Unnamed: 0,PartID,PartName,Color,Weight,City
0,2,Bolt,Green,17.0,Paris
1,3,Screw,Blue,17.0,Oslo
2,6,Cog,Red,19.0,London


### Database Operations: CRUD

So far we've only learned 1/4 of the basic operations most databases support. They are:

* Create (`CREATE`): Create a new table.
* Read (`SELECT`): Read some rows from a table.
* Update (`UPDATE`): Update rows in a table.
* Delete (`DROP`): Delete a table.

For data analysis, you'll usually only need to read data.

Once in a while, it can be useful to create tables to store complicated results. We have to go back to __sqlite3__ to run SQL commands other than `SELECT`.

In [59]:
result = db.execute("""
    CREATE TABLE table2 AS
        SELECT l.*, r.qty, r.supplierid FROM
            parts AS l
        INNER JOIN
            supplierparts AS r
        ON l.partid = r.partid
""")

# Force the database to run ("commit") the query.
# Otherwise the database evaluates queries lazily, so the table will not show up.
db.commit()

OperationalError: table table2 already exists

In [60]:
pd.read_sql("SELECT * FROM table2", db)

Unnamed: 0,PartID,PartName,Color,Weight,City,Qty,SupplierID
0,1,Nut,Red,12.0,London,300,1
1,1,Nut,Red,12.0,London,200,2
2,1,Nut,Red,12.0,London,400,3
3,1,Nut,Red,12.0,London,200,4
4,1,Nut,Red,12.0,London,100,5
5,1,Nut,Red,12.0,London,100,6
6,2,Bolt,Green,17.0,Paris,300,1
7,2,Bolt,Green,17.0,Paris,400,2
8,3,Screw,Blue,17.0,Oslo,200,2
9,4,Screw,Red,14.0,London,200,2


In [61]:
pd.read_sql("SELECT * FROM sqlite_master", db)

Unnamed: 0,type,name,tbl_name,rootpage,sql
0,table,Suppliers,Suppliers,2,CREATE TABLE Suppliers (\n SupplierID integer...
1,table,Parts,Parts,3,"CREATE TABLE Parts (\n PartID integer,\n Par..."
2,table,SupplierParts,SupplierParts,4,CREATE TABLE SupplierParts (\n PartID integer...
3,index,sqlite_autoindex_SupplierParts_1,SupplierParts,5,
4,table,table2,table2,6,"CREATE TABLE table2(\n PartID INT,\n PartNam..."


In [62]:
db.execute("DROP TABLE table2;")
db.commit()

In [63]:
db.close()

## Other Databases

You can use the __sqlalchemy__ package to connect to many different kinds of databases (not only SQLite).

The `sqlalchemy.create_engine()` function creates an _engine_ to connect to a database.

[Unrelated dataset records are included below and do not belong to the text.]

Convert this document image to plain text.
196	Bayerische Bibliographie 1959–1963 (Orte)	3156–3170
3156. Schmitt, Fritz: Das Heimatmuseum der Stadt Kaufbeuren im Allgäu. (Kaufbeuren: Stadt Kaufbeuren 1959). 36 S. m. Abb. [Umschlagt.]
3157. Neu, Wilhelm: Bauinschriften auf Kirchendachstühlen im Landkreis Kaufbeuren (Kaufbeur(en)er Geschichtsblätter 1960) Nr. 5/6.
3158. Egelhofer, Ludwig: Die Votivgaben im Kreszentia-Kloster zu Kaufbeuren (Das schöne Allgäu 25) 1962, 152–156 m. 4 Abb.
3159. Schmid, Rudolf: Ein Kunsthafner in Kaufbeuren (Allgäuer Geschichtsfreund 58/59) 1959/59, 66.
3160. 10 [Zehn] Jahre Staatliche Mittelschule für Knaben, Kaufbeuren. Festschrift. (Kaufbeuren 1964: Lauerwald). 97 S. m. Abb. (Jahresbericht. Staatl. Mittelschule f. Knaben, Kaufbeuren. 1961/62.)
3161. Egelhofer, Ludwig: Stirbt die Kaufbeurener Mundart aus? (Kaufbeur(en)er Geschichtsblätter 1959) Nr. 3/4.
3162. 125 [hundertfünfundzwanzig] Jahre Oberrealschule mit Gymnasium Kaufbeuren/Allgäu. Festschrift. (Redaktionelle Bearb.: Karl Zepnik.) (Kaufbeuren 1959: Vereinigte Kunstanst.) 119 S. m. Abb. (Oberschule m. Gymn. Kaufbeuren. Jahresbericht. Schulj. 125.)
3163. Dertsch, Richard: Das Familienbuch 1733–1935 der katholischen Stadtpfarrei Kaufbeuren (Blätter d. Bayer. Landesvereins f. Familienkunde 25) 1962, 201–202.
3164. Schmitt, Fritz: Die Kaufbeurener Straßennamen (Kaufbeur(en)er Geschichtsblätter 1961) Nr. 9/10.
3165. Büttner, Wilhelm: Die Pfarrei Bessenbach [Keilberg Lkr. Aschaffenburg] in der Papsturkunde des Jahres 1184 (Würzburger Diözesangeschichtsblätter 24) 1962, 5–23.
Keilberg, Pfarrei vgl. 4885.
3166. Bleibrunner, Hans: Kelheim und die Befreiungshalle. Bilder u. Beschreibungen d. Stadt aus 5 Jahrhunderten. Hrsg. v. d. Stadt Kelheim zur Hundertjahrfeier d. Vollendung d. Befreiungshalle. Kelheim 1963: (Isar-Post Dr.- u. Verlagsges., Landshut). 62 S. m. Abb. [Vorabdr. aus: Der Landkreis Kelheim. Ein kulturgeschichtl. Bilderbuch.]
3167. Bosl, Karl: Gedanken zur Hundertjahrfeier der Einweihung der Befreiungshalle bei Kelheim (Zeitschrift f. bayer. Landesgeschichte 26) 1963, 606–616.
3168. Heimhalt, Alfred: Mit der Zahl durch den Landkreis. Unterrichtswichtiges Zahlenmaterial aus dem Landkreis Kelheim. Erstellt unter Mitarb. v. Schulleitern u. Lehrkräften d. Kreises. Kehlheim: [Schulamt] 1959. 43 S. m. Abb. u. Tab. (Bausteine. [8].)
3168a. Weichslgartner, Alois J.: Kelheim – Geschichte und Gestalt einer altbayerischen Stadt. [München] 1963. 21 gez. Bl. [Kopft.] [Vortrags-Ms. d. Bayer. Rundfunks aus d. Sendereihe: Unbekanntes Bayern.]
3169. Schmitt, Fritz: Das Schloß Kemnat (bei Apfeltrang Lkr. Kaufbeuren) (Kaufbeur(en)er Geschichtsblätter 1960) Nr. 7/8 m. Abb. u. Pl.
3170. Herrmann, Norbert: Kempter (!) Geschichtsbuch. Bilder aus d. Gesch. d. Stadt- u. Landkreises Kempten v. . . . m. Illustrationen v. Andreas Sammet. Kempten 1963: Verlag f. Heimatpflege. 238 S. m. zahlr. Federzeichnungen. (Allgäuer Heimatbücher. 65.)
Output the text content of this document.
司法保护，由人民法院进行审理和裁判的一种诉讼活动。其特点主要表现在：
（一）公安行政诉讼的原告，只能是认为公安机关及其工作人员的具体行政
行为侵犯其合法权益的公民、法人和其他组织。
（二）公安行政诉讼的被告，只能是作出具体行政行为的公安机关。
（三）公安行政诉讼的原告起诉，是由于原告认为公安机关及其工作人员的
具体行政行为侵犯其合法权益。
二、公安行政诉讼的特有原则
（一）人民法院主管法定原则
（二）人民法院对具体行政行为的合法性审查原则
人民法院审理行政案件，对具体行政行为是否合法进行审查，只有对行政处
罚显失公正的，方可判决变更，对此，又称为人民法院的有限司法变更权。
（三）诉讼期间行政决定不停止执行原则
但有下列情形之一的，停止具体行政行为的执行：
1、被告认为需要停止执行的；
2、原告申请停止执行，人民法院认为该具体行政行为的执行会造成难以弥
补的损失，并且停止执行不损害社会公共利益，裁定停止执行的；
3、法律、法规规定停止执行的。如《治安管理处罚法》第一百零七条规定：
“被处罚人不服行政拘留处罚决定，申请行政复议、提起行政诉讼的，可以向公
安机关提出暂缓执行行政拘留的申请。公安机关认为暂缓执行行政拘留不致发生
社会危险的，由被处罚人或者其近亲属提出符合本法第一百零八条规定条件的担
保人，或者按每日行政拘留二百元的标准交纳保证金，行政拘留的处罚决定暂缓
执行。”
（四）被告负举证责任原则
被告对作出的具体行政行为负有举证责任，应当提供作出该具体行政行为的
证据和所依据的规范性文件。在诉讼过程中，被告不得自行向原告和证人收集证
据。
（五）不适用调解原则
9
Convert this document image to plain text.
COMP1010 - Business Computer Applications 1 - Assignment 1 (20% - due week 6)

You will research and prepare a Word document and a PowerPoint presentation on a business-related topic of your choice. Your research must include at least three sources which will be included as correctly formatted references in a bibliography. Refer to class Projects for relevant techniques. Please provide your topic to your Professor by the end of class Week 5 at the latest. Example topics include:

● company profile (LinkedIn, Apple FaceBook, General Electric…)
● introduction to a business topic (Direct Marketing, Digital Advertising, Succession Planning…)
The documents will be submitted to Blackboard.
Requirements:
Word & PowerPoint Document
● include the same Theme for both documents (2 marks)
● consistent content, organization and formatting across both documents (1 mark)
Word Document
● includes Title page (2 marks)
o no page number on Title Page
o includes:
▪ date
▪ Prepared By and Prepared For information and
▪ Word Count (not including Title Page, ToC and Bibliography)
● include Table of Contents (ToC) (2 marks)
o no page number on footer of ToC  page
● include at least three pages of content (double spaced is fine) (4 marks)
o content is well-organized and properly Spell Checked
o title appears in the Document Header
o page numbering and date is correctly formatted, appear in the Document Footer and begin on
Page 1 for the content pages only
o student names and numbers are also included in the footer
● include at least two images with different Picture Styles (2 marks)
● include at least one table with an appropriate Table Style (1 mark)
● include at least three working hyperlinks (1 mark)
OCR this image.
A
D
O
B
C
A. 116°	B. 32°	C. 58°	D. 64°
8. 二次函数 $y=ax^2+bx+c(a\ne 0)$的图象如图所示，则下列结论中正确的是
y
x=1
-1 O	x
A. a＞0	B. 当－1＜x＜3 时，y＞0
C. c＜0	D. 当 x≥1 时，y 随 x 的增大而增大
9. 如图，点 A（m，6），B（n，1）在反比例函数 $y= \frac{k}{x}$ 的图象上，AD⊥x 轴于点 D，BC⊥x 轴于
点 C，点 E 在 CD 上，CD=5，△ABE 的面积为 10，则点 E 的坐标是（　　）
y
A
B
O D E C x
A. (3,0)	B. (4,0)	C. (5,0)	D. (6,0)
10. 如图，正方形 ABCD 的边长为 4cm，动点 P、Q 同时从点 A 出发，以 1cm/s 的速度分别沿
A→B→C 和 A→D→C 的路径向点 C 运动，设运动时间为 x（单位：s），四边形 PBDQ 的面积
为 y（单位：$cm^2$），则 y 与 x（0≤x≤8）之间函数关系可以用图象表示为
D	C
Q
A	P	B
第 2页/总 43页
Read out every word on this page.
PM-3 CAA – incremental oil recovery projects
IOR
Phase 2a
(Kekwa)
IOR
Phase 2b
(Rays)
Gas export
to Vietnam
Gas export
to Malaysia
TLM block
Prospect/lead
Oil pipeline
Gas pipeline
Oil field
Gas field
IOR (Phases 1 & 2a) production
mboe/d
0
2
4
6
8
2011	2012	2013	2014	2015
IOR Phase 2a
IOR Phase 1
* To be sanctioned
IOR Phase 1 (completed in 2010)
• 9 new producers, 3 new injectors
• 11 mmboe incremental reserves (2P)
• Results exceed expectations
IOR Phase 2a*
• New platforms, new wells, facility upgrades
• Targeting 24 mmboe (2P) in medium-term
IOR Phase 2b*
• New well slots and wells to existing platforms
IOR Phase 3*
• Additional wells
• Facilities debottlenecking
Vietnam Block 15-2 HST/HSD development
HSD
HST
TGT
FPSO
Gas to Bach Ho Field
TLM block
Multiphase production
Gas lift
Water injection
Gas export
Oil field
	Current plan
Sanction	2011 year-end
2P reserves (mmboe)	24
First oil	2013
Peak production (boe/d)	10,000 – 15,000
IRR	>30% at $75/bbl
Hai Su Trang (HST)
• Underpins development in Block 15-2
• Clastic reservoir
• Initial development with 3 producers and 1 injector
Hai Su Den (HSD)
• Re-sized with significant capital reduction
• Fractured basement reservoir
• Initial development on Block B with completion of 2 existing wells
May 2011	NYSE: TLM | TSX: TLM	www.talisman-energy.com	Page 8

The `.raw_connection()` method on the returned engine opens a connection compatible with Pandas.

See the __sqlalchemy__ documentation for more info about [how to write a database URL](https://docs.sqlalchemy.org/en/latest/core/engines.html#database-urls).

In [None]:
import sqlalchemy

engine = sqlalchemy.create_engine("sqlite:///../data/suppliers.sqlite")
conn = engine.raw_connection()

In [None]:
conn

In [None]:
pd.read_sql("SELECT * FROM sqlite_master", conn)

In [None]:
engine.table_names()

In [None]:
conn.close()

Unlike SQLite, most databases:

* Are not stored in a single file.
* Have a client-server design, where you connect to the database by logging in with a username and password.